For young Catholics in Asia, WYD 2027 is already set to be a historic event. By choosing Seoul, Pope Francis showed once more his great interest in Asia, something that has characterised his entire pontificate.

The jamboree will be an extraordinary occasion for young people who live in minority situations in many Asian countries, sometimes experiencing directly persecution and war, to get together with fellow Catholics.

Their parents and grandparents already had the experience of the record-breaking WYD of 1995 in Manila; in Seoul, 21st century Asia will meet.

The Korean Church will bring the experience gained at the 2014 Asian Youth Day (AYD) in Daejeon, a meeting the FABC promoted to give many of the continent’s young people an experience they might not otherwise have had when the event is held in another, faraway continent.

Pope Francis travelled expressly to Daejeon for AYD, which was organised by Card Lazarus You Heung-sik, then bishop of Daejeon, currently the prefect of the Dicastery for the Clergy at the Vatican.

In meeting young people, the pontiff entrusted them with the challenge of bringing about peace between the two Koreas, still divided by a highly militarised border along the 38th parallel, a legacy of the Korean War that ended 70 years ago, which was recently commemorated.

Such a matter is especially relevant in Asia today, torn as it by serious tensions and an arms race across the entire Pacific.

Hopefully, the year 2027, which will also mark the centennial of the start of civil war in China, will be remembered for this new and unprecedented sign of peace brought by young Catholics from all over the world to Asia.

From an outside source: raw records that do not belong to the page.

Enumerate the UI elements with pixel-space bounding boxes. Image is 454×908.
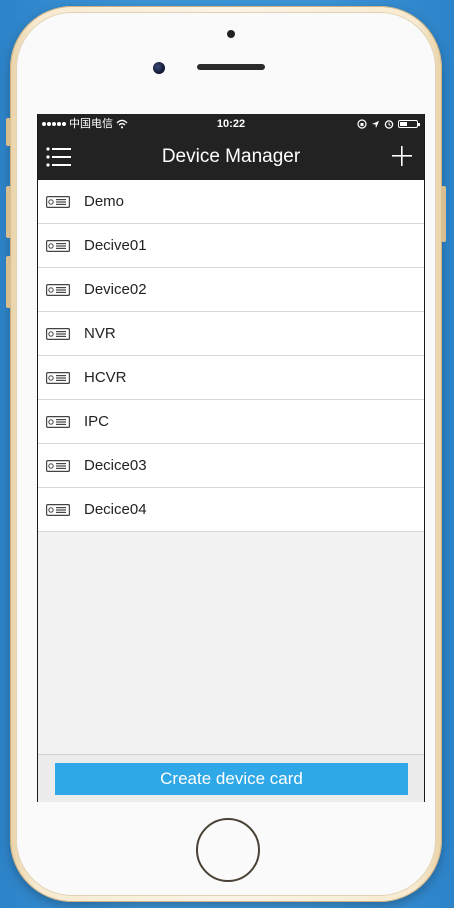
device-row-demo[interactable]: Demo (38, 180, 424, 224)
device-row-decice03[interactable]: Decice03 (38, 444, 424, 488)
device-row-decice04[interactable]: Decice04 (38, 488, 424, 532)
device-row-decive01[interactable]: Decive01 (38, 224, 424, 268)
earpiece-speaker (197, 64, 265, 70)
device-name: Decice03 (84, 457, 147, 474)
status-bar: 中国电信 10:22 (38, 114, 424, 134)
device-name: HCVR (84, 369, 127, 386)
front-camera-icon (153, 62, 165, 74)
dvr-device-icon (46, 283, 70, 296)
add-device-button[interactable] (390, 144, 414, 168)
device-row-device02[interactable]: Device02 (38, 268, 424, 312)
dvr-device-icon (46, 195, 70, 208)
navigation-bar: Device Manager (38, 134, 424, 180)
dvr-device-icon (46, 327, 70, 340)
volume-down-button (6, 256, 11, 308)
location-arrow-icon (371, 120, 380, 128)
volume-up-button (6, 186, 11, 238)
battery-icon (398, 120, 420, 128)
page-title: Device Manager (161, 146, 301, 167)
proximity-sensor (227, 30, 235, 38)
dvr-device-icon (46, 459, 70, 472)
dvr-device-icon (46, 371, 70, 384)
status-right (357, 114, 420, 134)
device-name: Decice04 (84, 501, 147, 518)
power-button (441, 186, 446, 242)
device-name: Demo (84, 193, 125, 210)
dvr-device-icon (46, 415, 70, 428)
bottom-bar: Create device card (38, 754, 424, 802)
create-device-card-button[interactable]: Create device card (55, 763, 408, 795)
device-row-hcvr[interactable]: HCVR (38, 356, 424, 400)
device-name: NVR (84, 325, 116, 342)
device-row-nvr[interactable]: NVR (38, 312, 424, 356)
dvr-device-icon (46, 239, 70, 252)
device-name: Decive01 (84, 237, 147, 254)
dvr-device-icon (46, 503, 70, 516)
device-row-ipc[interactable]: IPC (38, 400, 424, 444)
alarm-icon (384, 120, 394, 129)
home-button[interactable] (196, 818, 260, 882)
device-name: Device02 (84, 281, 147, 298)
app-screen: 中国电信 10:22 Device Manager Demo Decive01 … (37, 114, 425, 802)
device-name: IPC (84, 413, 110, 430)
plus-icon (392, 146, 412, 166)
orientation-lock-icon (357, 119, 367, 129)
mute-switch (6, 118, 11, 146)
device-list: Demo Decive01 Device02 NVR HCVR IPC Deci… (38, 180, 424, 532)
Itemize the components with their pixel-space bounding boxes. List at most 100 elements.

"A WYD does not start and end in a matter of days; it is a journey. Its preparation is an excellent opportunity to bring young people together around a project. It gives them top billing, and encourages them to invite their peers to live this experience together,” Archbishop Chung explained.

Organising a WYD “sets in motion a process” and “even when it is over, it is still nice to share with everyone what was experienced. It provides a missionary opportunity to share the values of the Gospel in our society.”

The Korean Church, this process has already begun. The group of young people who went up with the flag to Pope Francis in Lisbon immediately after the announcement are but a small sample of more than a thousand young Koreans who travelled to Portugal, 150 from the Archdiocese of Seoul alone.

Never had South Korea sent so many young people to a WYD. This is an important sign at a time when the average age of worshippers going to church in Seoul is rising.

“I am very grateful to Pope Francis for choosing us as the next host city. I will be very happy and honoured to be able to meet so many young people from all over the world in Seoul,” Archbishop Chung said in Lisbon, in a statement released by the archdiocese.

"WYD is not only an event for the Catholic Church, but a venue where people of good will come together. We will work closely with the national and local government to make it an event for the good of all humanity."

Archbishop Emeritus Card Andrew Yeom Soo-jung also travelled to Lisbon to be with young people for the  announcement of the WYD in Korea.

"I am grateful to the Lord for this great grace. I hope that the prayers of all the young people of the world will be answered through WYD in Seoul,” he said. “Above all, I hope that it will be a festival of love and joy in which young people pray united for 'peace on earth' and no wars.”